Carter Joseph: Carter is my mother's maiden name. I LOVE this name. Years ago, I had figured it would be the name of a future daughter. However, the minute Hubs threw it out there, I was sold. Paired with Joseph (a family name on both sides of our families) I swooned over a little "C.J." I'm 99.9% sold on this name and ready to drive to the nearest craft store to buy the little wooden letters I plan to hang above Baby Boy's crib. Hubs? Well, he's about 89% sold.


Nathaniel Allen: Baby Nate. How much cuter could you possibly get? I just love it. However, Hubs? Not nearly as much.


Noah Carter: "What? Does he come with an ark? No. We're not naming him that."


Grayson Nathaniel: "Grayson is the name of a 40 year old African American lawyer. Our son is not 40. And as far as I know, he is not African American." Seriously. I LOVED the name Grayson and it was my NUMBER ONE pick for Baby Boy. Imagine my frustration when Hubs filled me in on his opinion! Silly husbands.

Here's a couple of names that I thought had a nice ring to them. Not to mention, they sounded pretty awesome in combination with our French-inspired last name:

Mac: "We are not on CSI. Next..."


Miles: "That's a dork name. We are not naming our son a dork name."


Like I said earlier, every day it's like we're playing that god-awful word association game. It's okay though. I gave Hubs a taste of his own medicine with the few names he threw out into the mix.


Jeffrey: "Makes me think of Jeff Gordon. And although we live below the Mason Dixon line, this is NOT acceptable."


Gerald: "Listen, I know you have a buddy from work named Gerald. And it might be cool to call him "Gerry." But we are NOT naming our son that. End of story."
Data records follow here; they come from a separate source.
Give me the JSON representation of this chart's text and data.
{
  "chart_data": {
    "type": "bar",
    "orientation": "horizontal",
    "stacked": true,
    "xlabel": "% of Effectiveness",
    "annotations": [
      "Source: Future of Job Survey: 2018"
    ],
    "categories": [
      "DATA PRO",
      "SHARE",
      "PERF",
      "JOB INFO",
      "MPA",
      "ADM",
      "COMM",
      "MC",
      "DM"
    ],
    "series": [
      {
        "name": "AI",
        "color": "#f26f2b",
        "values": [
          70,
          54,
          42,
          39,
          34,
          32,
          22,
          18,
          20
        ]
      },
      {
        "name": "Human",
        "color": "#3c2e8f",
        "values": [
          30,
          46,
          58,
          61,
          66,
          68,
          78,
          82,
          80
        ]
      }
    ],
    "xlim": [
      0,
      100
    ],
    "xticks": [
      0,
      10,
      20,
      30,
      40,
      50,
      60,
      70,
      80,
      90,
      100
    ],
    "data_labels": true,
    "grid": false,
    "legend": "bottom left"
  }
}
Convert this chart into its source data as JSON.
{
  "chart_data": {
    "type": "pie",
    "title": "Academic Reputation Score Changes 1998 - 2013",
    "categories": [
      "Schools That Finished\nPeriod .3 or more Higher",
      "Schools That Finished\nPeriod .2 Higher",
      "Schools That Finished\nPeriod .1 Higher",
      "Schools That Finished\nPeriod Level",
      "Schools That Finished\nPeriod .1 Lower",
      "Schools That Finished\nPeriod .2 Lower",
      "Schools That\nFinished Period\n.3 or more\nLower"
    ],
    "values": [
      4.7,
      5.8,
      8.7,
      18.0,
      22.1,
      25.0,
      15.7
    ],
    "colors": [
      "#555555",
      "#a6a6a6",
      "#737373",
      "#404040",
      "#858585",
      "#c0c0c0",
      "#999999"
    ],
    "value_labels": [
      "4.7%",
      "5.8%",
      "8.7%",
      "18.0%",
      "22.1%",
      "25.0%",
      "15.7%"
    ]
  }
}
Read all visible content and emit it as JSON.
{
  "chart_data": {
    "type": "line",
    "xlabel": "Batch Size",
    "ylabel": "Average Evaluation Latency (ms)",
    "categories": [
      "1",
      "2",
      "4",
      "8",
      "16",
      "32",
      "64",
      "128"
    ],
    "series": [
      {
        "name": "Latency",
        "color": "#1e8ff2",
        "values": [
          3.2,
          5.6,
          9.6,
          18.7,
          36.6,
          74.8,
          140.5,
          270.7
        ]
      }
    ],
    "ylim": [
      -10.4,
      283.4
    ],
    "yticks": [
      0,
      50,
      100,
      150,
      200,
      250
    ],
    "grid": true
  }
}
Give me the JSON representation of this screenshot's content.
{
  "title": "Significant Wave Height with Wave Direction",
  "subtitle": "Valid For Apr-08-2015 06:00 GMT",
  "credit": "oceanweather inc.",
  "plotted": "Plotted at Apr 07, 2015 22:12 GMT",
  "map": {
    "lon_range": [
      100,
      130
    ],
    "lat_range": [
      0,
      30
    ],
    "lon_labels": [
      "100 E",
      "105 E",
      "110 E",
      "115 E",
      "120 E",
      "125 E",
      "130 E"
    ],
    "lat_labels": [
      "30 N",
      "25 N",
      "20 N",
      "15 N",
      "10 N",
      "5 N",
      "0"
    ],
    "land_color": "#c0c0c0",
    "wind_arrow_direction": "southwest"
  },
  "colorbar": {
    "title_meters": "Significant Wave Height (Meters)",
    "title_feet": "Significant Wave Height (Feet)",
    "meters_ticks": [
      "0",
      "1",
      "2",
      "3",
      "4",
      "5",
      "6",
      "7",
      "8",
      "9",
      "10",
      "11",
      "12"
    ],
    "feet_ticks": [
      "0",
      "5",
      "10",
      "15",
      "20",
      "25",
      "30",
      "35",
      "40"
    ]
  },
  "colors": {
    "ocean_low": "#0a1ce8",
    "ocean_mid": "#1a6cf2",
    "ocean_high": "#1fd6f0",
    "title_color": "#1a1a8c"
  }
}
David: "And Goliath? That is not a cool name for a kid. Plus, I used to get bullied by this kid named David on the bus growing up. Too many bad childhood memories."


So there you have it. Our favorite baby names. Wish us luck. Share your baby-naming drama. Let me know how you and your Hubs agreed on a name. Email Hubs and tell him it's not up to him. Whatever you do, just pray that Baby M has a name soon!


Happy Friday!





Wednesday, May 5, 2010

We Be Jammin'...

I've been meaning to introduce Baby M to some rockin' tunes for weeks now but insisted he wore the perfect pair of headphones. I never once thought to put my regular ol' iPod headphones up to my belleh and was constantly forgetting to grab Hubs' headphones out of his work bag each morning before he was out the door and headed for the office.

Finally, one of us remembered to leave said headphones behind and let's just say Baby M has been rockin' out to some sweet, sweet tunes ever since. We've been keeping it pretty lowkey lately, mostly Matt Nathanson and a little O.A.R here and there and if I had to guess? He absolutely loves it. From the fierce kicks and punches I've been feeling, he's got some pretty sweet dance moves, too. Just like his Momma! Either that or he's gearing up to be an awesome drummer, just like his Poppy!

I plan on playing him a little Skynard and The Stones tomorrow.. Maybe throw in a little John Mellencamp for good measure. Remember: baby steps here, people! Baby steps!